I am using the following code and it works flawlessly. Change it to suit your needs.
public static function CallRaw($procName, $parameters = null, $isExecute = false)
{
$syntax = '';
for ($i = 0; $i < count($parameters); $i++) {
$syntax .= (!empty($syntax) ? ',' : '') . '?';
}
$syntax = 'CALL ' . $procName . '(' . $syntax . ');';
$pdo = DB::connection()->getPdo();
$pdo->setAttribute(PDO::ATTR_EMULATE_PREPARES, true);
$stmt = $pdo->prepare($syntax,[PDO::ATTR_CURSOR=>PDO::CURSOR_SCROLL]);
for ($i = 0; $i < count($parameters); $i++) {
$stmt->bindValue((1 + $i), $parameters[$i]);
}
$exec = $stmt->execute();
if (!$exec) return $pdo->errorInfo();
if ($isExecute) return $exec;
$results = [];
do {
try {
$results[] = $stmt->fetchAll(PDO::FETCH_OBJ);
} catch (Exception $ex) {
}
} while ($stmt->nextRowset());
if (1 === count($results)) return $results[0];
return $results;
}
Example call:
$params = ['2014-01-01','2014-12-31',100];
$results = APIDB::CallRaw('spGetData',$params);
The resulting call will be:
CALL spGetData(?,?,?)
If there is only one resultset, it will be returned as is.
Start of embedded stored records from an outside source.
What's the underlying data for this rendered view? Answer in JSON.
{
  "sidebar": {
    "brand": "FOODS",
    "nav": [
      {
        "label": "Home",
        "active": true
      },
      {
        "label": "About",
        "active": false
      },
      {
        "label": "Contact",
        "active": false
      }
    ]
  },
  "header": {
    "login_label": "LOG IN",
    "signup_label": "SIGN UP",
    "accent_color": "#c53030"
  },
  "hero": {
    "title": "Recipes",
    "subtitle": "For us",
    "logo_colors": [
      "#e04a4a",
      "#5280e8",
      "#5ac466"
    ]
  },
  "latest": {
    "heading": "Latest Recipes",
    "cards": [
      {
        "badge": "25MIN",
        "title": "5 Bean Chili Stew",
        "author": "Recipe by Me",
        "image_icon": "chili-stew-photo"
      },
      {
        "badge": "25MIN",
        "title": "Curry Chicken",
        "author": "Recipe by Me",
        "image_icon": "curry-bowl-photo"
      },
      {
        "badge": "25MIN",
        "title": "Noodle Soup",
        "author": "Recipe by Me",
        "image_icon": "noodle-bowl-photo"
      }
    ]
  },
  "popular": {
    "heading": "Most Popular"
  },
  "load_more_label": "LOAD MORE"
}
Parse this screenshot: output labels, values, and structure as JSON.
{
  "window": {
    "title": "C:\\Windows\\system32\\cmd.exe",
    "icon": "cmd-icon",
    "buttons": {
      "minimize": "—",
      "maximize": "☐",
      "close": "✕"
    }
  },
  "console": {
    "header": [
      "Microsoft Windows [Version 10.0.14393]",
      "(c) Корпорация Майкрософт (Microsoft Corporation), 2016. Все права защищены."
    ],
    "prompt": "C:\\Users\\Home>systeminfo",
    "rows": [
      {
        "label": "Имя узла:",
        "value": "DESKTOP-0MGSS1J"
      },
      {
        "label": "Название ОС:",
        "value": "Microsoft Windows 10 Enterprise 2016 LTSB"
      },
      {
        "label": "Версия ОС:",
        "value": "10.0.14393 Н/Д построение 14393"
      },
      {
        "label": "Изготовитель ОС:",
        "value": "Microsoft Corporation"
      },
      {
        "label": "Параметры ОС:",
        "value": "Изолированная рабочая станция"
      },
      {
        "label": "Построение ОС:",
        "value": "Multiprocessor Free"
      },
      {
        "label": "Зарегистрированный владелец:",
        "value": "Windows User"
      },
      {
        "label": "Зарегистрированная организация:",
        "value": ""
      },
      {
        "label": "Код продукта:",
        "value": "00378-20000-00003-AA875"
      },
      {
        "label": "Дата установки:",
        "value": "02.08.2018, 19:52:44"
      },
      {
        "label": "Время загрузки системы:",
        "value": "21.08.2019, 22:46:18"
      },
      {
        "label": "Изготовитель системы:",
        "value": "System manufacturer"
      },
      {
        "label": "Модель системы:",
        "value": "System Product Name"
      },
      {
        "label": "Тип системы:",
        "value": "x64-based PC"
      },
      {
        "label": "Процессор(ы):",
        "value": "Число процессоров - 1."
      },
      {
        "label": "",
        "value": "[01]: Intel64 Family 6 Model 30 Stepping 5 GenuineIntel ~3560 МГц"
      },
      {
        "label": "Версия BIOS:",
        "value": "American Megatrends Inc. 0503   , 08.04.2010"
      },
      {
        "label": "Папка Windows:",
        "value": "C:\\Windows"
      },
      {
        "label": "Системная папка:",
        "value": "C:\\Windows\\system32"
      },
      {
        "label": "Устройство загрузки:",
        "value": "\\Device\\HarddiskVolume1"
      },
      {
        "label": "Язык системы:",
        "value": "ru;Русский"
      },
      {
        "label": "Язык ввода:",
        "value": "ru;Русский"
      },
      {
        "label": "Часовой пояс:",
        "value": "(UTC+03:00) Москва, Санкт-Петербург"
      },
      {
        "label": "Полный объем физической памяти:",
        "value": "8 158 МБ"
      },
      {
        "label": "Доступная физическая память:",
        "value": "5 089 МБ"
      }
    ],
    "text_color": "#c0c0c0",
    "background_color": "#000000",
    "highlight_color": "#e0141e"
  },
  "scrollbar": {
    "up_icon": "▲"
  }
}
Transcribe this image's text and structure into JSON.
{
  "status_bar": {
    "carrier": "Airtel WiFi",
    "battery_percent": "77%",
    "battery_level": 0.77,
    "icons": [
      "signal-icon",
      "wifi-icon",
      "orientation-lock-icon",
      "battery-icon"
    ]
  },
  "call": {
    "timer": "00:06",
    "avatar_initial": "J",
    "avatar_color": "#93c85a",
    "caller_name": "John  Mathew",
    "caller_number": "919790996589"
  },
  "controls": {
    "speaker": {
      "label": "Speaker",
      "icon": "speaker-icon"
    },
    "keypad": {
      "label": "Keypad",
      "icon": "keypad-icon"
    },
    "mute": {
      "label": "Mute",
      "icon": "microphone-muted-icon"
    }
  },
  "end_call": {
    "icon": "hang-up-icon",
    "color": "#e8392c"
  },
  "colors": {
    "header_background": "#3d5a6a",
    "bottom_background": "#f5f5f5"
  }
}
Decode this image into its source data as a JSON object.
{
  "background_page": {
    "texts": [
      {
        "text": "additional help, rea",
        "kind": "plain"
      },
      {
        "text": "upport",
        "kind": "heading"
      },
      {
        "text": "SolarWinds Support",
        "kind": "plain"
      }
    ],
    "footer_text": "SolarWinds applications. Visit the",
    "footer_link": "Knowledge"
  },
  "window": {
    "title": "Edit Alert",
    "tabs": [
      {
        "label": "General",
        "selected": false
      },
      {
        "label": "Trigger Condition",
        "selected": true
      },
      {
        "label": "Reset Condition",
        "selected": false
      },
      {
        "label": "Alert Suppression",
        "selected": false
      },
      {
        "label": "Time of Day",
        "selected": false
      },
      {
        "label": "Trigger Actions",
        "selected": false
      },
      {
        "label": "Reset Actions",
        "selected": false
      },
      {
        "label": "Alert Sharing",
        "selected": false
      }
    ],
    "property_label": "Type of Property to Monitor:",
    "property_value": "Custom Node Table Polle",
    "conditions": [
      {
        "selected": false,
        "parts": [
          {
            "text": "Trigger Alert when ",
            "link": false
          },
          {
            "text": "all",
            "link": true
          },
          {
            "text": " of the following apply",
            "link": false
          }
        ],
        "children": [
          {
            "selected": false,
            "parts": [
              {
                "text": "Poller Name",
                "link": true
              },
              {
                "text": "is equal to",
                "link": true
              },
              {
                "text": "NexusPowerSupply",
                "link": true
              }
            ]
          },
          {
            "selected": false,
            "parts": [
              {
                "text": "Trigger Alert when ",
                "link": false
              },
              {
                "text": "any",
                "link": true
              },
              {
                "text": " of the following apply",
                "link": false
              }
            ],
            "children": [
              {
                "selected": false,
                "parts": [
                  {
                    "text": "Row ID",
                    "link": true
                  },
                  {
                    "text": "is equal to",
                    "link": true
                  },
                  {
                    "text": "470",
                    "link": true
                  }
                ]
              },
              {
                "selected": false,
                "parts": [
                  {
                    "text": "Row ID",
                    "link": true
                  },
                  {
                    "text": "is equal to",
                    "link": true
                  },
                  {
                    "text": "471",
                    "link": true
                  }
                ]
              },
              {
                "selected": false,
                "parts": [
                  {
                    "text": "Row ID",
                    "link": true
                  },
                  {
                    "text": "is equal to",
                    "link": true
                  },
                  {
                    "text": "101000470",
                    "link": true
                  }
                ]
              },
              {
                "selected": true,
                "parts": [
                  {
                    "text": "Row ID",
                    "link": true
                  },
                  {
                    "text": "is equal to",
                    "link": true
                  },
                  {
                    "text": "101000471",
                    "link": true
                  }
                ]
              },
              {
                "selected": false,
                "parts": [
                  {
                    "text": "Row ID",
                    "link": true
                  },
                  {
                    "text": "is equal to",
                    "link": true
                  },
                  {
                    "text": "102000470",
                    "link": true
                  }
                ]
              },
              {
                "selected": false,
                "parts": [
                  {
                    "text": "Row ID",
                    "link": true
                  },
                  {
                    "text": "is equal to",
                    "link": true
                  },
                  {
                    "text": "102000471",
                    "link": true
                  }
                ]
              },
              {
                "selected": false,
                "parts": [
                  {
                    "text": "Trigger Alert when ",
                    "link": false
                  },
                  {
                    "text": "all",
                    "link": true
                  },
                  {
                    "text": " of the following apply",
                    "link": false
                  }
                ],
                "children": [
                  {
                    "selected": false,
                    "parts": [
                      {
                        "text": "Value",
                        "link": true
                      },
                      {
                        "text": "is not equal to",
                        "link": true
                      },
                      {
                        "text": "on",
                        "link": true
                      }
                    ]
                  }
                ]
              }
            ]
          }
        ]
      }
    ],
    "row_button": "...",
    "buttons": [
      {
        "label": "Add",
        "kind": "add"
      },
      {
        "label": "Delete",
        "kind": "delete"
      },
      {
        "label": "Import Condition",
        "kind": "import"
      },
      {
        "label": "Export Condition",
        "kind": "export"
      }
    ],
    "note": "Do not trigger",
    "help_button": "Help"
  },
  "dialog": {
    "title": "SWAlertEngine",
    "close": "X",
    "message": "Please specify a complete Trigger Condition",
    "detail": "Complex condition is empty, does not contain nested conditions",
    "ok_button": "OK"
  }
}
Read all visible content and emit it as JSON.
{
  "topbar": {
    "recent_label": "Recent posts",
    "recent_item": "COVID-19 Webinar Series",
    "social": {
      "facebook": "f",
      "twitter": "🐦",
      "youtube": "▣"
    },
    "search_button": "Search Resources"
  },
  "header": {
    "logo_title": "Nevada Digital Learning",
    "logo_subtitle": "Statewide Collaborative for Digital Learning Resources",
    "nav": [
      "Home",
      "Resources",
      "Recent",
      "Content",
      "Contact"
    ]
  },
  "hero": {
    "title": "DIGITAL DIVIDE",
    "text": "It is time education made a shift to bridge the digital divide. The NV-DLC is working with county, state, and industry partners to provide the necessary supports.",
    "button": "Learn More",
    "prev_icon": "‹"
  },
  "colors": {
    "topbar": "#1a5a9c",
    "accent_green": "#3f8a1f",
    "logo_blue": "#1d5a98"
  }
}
If there are more, it will return an array of result sets. The key is using $pdo->setAttribute(PDO::ATTR_EMULATE_PREPARES, true);
. Without it, a horrible SQLSTATE[HY000]: General error: 2053
exception will be thrown.
The try{} catch() block is used to eliminate the resultsets that cannot be fetched. Particularly, I have procedures that returns two resultsets, one as a result of an update (or other execute statements) and the last one as the real data. The exception thrown on fetchAll()
with an execute query will be PDOException
.
Warning: the function is not optimised. You can rewrite it with one single pass through the parameters.